Coding for SSDs

danielvinson · on April 24, 2015

As somebody who worked on SSDs here is my commentary:

1. Most of the recommendations are things that will have little to no benefit on any modern SSD because all of this is handled for you in the firmware. When SSD firmware is not perfectly optimizing your performance, it is doing so to extend the life of the drive. Take this with a grain of salt though since many SSD manufacturers use really bad code provided by the controller manufacturer (SandForce notably provided awful stock firmware).

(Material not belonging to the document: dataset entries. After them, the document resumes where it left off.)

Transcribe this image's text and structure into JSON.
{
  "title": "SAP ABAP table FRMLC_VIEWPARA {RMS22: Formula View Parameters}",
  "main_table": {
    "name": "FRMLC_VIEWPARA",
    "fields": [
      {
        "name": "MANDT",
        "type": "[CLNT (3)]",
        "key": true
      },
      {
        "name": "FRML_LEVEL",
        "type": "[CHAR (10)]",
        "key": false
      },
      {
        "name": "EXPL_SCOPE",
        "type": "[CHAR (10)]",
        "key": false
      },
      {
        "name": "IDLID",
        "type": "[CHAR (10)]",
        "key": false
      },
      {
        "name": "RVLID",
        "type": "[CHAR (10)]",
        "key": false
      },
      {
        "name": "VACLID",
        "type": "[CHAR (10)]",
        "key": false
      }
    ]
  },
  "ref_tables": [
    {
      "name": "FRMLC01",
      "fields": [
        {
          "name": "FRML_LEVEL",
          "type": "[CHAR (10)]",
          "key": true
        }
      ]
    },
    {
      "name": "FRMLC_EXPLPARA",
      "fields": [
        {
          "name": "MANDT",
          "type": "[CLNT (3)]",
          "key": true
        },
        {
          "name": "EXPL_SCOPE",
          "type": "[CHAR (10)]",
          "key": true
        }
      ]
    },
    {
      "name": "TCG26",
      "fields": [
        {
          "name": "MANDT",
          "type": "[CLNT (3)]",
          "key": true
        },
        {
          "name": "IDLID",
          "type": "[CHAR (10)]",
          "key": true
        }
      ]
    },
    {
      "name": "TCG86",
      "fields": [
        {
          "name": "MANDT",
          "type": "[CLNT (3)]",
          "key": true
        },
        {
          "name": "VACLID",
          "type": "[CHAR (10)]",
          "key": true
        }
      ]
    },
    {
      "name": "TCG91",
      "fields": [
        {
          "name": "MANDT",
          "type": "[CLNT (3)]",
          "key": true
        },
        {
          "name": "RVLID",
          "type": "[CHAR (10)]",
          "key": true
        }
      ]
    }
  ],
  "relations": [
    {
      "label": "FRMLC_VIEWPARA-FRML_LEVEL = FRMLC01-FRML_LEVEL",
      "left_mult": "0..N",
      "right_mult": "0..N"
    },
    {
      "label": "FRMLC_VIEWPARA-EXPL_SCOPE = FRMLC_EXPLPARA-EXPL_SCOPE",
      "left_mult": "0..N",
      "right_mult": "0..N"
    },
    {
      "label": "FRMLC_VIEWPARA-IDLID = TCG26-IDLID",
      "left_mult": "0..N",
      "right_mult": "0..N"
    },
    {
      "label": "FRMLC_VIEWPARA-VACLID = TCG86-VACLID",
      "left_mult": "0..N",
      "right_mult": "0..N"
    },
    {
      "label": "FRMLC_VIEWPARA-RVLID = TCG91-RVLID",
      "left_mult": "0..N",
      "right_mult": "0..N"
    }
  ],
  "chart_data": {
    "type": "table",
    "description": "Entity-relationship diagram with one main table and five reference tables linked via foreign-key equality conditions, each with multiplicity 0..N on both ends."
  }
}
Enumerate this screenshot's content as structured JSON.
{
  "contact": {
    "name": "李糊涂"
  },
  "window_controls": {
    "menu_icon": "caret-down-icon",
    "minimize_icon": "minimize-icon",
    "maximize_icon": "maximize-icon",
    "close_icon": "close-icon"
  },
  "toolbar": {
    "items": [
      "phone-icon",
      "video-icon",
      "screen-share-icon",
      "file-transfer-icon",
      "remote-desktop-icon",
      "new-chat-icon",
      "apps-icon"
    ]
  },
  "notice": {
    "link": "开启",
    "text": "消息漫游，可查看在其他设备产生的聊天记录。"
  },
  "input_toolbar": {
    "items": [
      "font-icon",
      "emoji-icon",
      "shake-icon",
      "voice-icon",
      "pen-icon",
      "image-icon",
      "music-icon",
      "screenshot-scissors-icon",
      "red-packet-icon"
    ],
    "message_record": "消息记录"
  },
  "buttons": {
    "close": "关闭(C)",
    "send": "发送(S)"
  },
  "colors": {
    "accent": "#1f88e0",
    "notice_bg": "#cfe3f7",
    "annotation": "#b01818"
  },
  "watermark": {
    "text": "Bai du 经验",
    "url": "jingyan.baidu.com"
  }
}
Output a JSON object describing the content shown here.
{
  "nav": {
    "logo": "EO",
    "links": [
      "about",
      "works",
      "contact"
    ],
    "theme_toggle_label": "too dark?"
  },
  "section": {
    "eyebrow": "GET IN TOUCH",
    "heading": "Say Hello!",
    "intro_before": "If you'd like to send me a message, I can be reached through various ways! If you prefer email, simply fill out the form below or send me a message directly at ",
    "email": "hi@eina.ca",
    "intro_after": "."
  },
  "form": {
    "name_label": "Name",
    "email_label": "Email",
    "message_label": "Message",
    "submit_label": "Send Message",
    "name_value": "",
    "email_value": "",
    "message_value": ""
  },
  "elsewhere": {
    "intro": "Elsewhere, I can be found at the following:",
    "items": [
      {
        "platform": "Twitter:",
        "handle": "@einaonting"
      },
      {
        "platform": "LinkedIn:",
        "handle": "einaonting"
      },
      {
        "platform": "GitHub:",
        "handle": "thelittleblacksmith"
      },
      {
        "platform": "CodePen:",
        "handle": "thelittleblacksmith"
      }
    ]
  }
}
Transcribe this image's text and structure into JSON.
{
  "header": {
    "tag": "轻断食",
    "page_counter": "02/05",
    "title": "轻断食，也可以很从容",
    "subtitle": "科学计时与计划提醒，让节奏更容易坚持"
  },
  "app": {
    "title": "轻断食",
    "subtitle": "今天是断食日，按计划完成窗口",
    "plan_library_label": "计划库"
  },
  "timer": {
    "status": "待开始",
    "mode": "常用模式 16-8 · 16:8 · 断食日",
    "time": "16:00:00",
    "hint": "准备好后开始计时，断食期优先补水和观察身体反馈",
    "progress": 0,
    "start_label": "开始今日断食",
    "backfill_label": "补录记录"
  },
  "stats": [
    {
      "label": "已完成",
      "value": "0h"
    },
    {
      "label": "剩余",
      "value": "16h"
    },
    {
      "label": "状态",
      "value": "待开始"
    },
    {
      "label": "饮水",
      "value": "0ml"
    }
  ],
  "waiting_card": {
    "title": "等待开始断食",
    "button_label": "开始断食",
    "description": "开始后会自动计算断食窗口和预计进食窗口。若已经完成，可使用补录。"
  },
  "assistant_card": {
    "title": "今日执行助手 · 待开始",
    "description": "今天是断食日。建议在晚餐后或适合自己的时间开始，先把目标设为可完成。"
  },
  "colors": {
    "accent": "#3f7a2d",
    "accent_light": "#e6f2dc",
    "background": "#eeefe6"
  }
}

2. SSD benchmarks commentary is mostly accurate - since performance is very motherboard chipset-dependent, we chose the best ones to publish. Can't really blame anyone, but it means that if you bought the drive you are incredibly unlikely to achieve identical performance.

3. "Benchmarks are hard". No, not really. I wrote most of the benchmarks we used for linux testing. The reason benchmarks could be considered difficult is because all of the internal benchmarks that are used were written in-house and not released to the public. Reviewers never really had the right tools.

4. Enterprise SSDs and Consumer SSDs are drastically different. If you want consistent high performance, get an enterprise PCI-X drive. NAND quality is the major difference... and good NAND is hard to find. Generally an enterprise SSD will also have a significantly faster controller, and on larger drives, will contain more than one controller to avoid straining resources.

cjensen · on April 24, 2015

Pretty sure you meant "PCI-Express" (or "PCIe") not "PCI-X". PCI-X is the name of an obsolete bus type.

Totally agree with your view of the advice given.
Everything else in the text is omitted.